We can compare AST nodes based on whether they belong to different Bazel rules and use the name field to compare the nodes belonging to the same rule. For example, the expressions below belong to the same rule http_archive but contain different name fields.

http_archive(
name = "com_google_protobuf",
sha256 = "1c11b325e9fbb655895e8fe9843479337d50dd0be56a41737cbb9aede5e9ffa0",
strip_prefix = "protobuf-3.15.3",
urls = ["https://github.com/protocolbuffers/protobuf/archive/v3.15.3.zip"],
)
http_archive(
name = "golink",
sha256 = "ea728cfc9cb6e2ae024e1d5fbff185224592bbd4dad6516f3cc96d5155b69f0d",
strip_prefix = "golink-1.0.0",
urls = ["https://github.com/nikunjy/golink/archive/v1.0.0.tar.gz"],
)

Diff validation

While synchronizing, old dependency versions from upstream should not overwrite new versions from downstream. When we encounter a node modification in the transformation sequence, we extract the semver from the urls field and use it for comparison. The upstream change is accepted if it promotes the dependency version.

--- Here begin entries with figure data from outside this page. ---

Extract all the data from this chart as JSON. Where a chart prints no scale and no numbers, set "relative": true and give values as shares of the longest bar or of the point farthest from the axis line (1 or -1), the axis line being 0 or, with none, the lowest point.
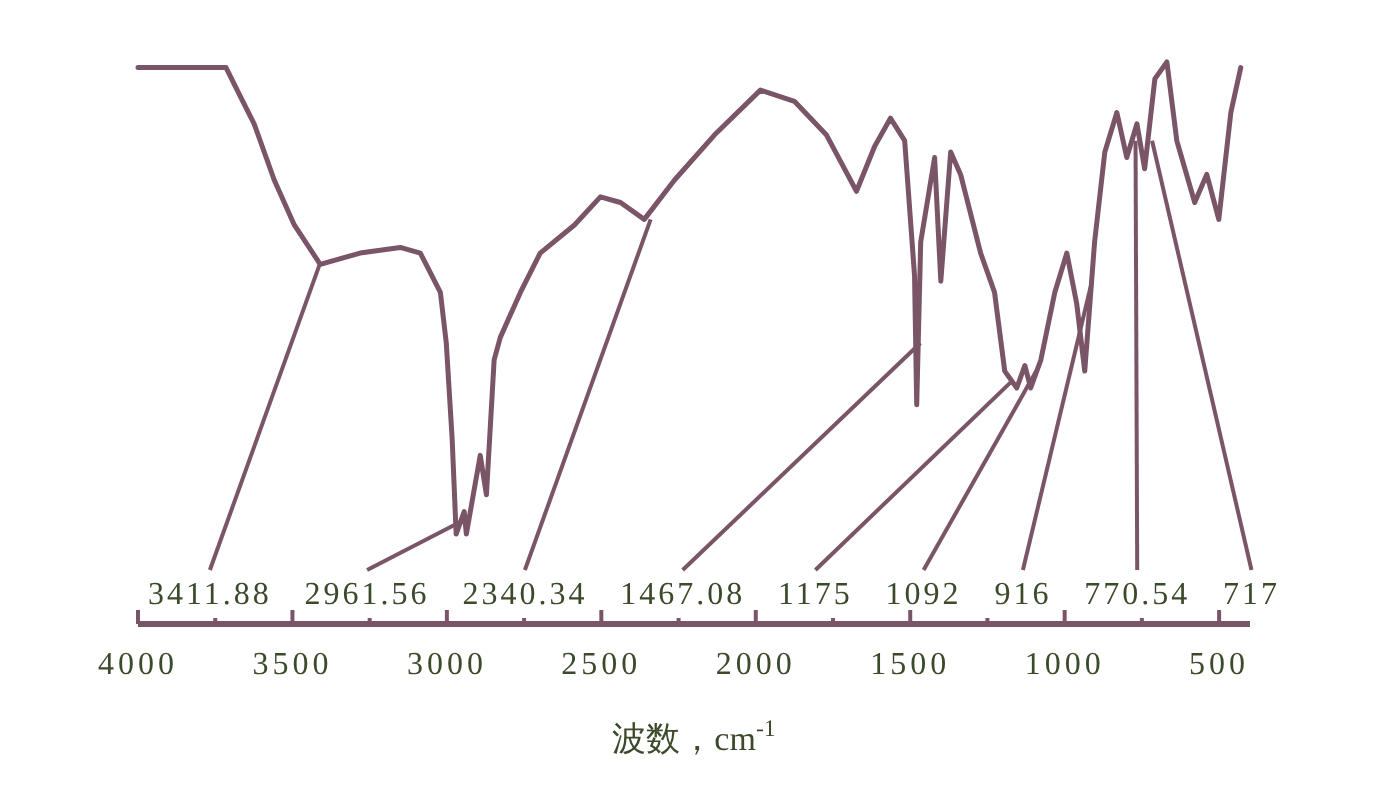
{
  "chart_data": {
    "type": "line",
    "relative": true,
    "color": "#7a5567",
    "x": [
      4000,
      3844,
      3715,
      3670,
      3624,
      3559,
      3494,
      3410,
      3281,
      3151,
      3086,
      3021,
      3002,
      2983,
      2970,
      2944,
      2937,
      2892,
      2872,
      2847,
      2827,
      2762,
      2698,
      2587,
      2503,
      2438,
      2361,
      2263,
      2134,
      1985,
      1875,
      1771,
      1674,
      1615,
      1564,
      1518,
      1486,
      1479,
      1466,
      1421,
      1401,
      1369,
      1337,
      1272,
      1227,
      1194,
      1155,
      1129,
      1110,
      1077,
      1032,
      993,
      961,
      935,
      903,
      870,
      831,
      799,
      766,
      741,
      708,
      669,
      637,
      579,
      540,
      501,
      462,
      430
    ],
    "values": [
      0.99,
      0.99,
      0.99,
      0.94,
      0.89,
      0.79,
      0.71,
      0.64,
      0.66,
      0.67,
      0.66,
      0.59,
      0.5,
      0.33,
      0.16,
      0.2,
      0.16,
      0.3,
      0.23,
      0.47,
      0.51,
      0.59,
      0.66,
      0.71,
      0.76,
      0.75,
      0.72,
      0.79,
      0.87,
      0.95,
      0.93,
      0.87,
      0.77,
      0.85,
      0.9,
      0.86,
      0.62,
      0.39,
      0.68,
      0.83,
      0.61,
      0.84,
      0.8,
      0.66,
      0.59,
      0.45,
      0.42,
      0.46,
      0.42,
      0.47,
      0.59,
      0.66,
      0.57,
      0.45,
      0.68,
      0.84,
      0.91,
      0.83,
      0.89,
      0.81,
      0.97,
      1.0,
      0.86,
      0.75,
      0.8,
      0.72,
      0.91,
      0.99
    ],
    "xlim": [
      4000,
      400
    ],
    "xticks": [
      4000,
      {
        "value": 3750,
        "label": null
      },
      3500,
      {
        "value": 3250,
        "label": null
      },
      3000,
      {
        "value": 2750,
        "label": null
      },
      2500,
      {
        "value": 2250,
        "label": null
      },
      2000,
      {
        "value": 1750,
        "label": null
      },
      1500,
      {
        "value": 1250,
        "label": null
      },
      1000,
      {
        "value": 750,
        "label": null
      },
      500
    ],
    "xlabel": "波数，cm$^{-1}$",
    "annotations": [
      {
        "text": "3411.88",
        "x": 3411.88,
        "y": 0.64
      },
      {
        "text": "2961.56",
        "x": 2961.56,
        "y": 0.18
      },
      {
        "text": "2340.34",
        "x": 2340.34,
        "y": 0.72
      },
      {
        "text": "1467.08",
        "x": 1467.08,
        "y": 0.5
      },
      {
        "text": "1175",
        "x": 1175,
        "y": 0.43
      },
      {
        "text": "1092",
        "x": 1092,
        "y": 0.45
      },
      {
        "text": "916",
        "x": 916,
        "y": 0.6
      },
      {
        "text": "770.54",
        "x": 770.54,
        "y": 0.86
      },
      {
        "text": "717",
        "x": 717,
        "y": 0.86
      }
    ]
  }
}
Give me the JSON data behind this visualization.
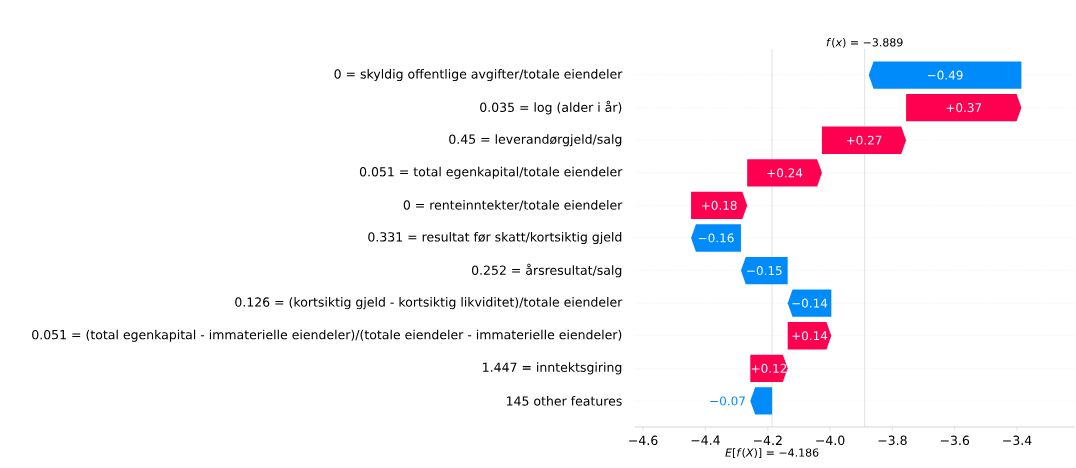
{
  "chart_data": {
    "type": "bar",
    "orientation": "horizontal",
    "categories": [
      "0 = skyldig offentlige avgifter/totale eiendeler",
      "0.035 = log (alder i år)",
      "0.45 = leverandørgjeld/salg",
      "0.051 = total egenkapital/totale eiendeler",
      "0 = renteinntekter/totale eiendeler",
      "0.331 = resultat før skatt/kortsiktig gjeld",
      "0.252 = årsresultat/salg",
      "0.126 = (kortsiktig gjeld - kortsiktig likviditet)/totale eiendeler",
      "0.051 = (total egenkapital - immaterielle eiendeler)/(totale eiendeler - immaterielle eiendeler)",
      "1.447 = inntektsgiring",
      "145 other features"
    ],
    "values": [
      -0.49,
      0.37,
      0.27,
      0.24,
      0.18,
      -0.16,
      -0.15,
      -0.14,
      0.14,
      0.12,
      -0.07
    ],
    "base": [
      -3.386,
      -3.756,
      -4.026,
      -4.266,
      -4.446,
      -4.286,
      -4.136,
      -3.996,
      -4.136,
      -4.256,
      -4.186
    ],
    "colors": [
      "#008bfb",
      "#ff0051",
      "#ff0051",
      "#ff0051",
      "#ff0051",
      "#008bfb",
      "#008bfb",
      "#008bfb",
      "#ff0051",
      "#ff0051",
      "#008bfb"
    ],
    "value_labels": [
      "−0.49",
      "+0.37",
      "+0.27",
      "+0.24",
      "+0.18",
      "−0.16",
      "−0.15",
      "−0.14",
      "+0.14",
      "+0.12",
      "−0.07"
    ],
    "xlim": [
      -4.626,
      -3.214
    ],
    "xticks": [
      {
        "value": -4.6,
        "label": "−4.6"
      },
      {
        "value": -4.4,
        "label": "−4.4"
      },
      {
        "value": -4.2,
        "label": "−4.2"
      },
      {
        "value": -4.0,
        "label": "−4.0"
      },
      {
        "value": -3.8,
        "label": "−3.8"
      },
      {
        "value": -3.6,
        "label": "−3.6"
      },
      {
        "value": -3.4,
        "label": "−3.4"
      }
    ],
    "grid": "y",
    "ref_lines": [
      {
        "axis": "x",
        "value": -3.889,
        "label": "*f*(*x*) = −3.889"
      },
      {
        "axis": "x",
        "value": -4.186,
        "label": "*E*[*f*(*X*)] = −4.186"
      }
    ]
  }
}
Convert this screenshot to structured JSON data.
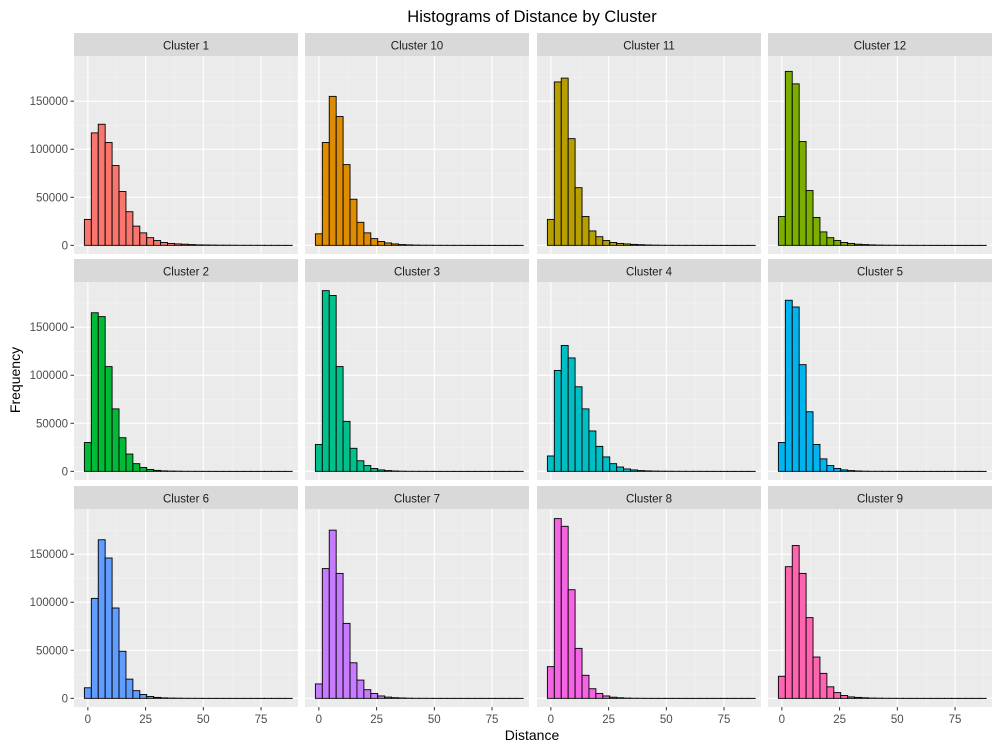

A few things to be kept in mind while using this validation strategy -

  • Not all dependencies follow semantic versioning in their URLs
  • A particular rule can have multiple entries in the urls field

Architecture

We can break the process of evaluating diffs and publishing them into the following three phases -

  • Retrieving data from upstream and downstream (crawling)
  • Processing the data (parsing)
  • Propagating the changes to downstream (publishing)

The components below describe these phases and are designed to be extensible and pluggable. So, for example, we can use turbolift¹¹ for the publishing phase.

Crawler

The tool accepts a YAML¹² configuration file, described below -

author_name: devrevbot
author_email: bot@devrev.ai
commit_message: "chore: sync with upstream template repository"
org: devrev
# Personal access token with scopes: ['repo:all'], ['read:org']
token:
# Entries under allowlist are taken into consideration and PRs
# sent for those. PRs are not sent for entries under blocklist.
# allowlist and blocklist are considered iff onlylist is empty.
# Otherwise, PRs are created only for entries under onlylist.
templaterepos:
- name: upstream-template
allowlist:
blocklist:
- downstream-repo
onlylist:

The crawler reads the configuration file and uses GitHub API to find the repositories generated by the provided templates. Then, it clones the downstream repositories to allow running git blame. Finally, the crawler provides the downstream Bazel files and their upstream counterparts to the parser.

Parser

The parser implements the AST-based approach described above and evaluates the final state of the downstream file, which is provided to the publisher.

Publisher

The publisher prepares a patch from the file received by the parser and uses GitHub API to create a downstream pull request.

High-level architecture

Results

We ran the tool on our internal projects to synchronize WORKSPACE files across upstream and downstream. We noticed that the tool introduced a few incorrect modifications by rolling back the dependency versions of downstream, whose semver was not easy to extract from the urls field. We identified these errors easily during code reviews. However, the tool could pull in all the new modifications from upstream. These modifications would otherwise have been tedious and error-prone to propagate manually.

Conclusion

This blog post described an algorithm for synchronizing WORKSPACE Bazel files between a template and its generated repositories. The algorithm is not limited to Bazel and will work for any file for which ASTs can be generated. We reduced the scope for human-introduced errors while boiling down the entire process to a single command-line invocation.

--

--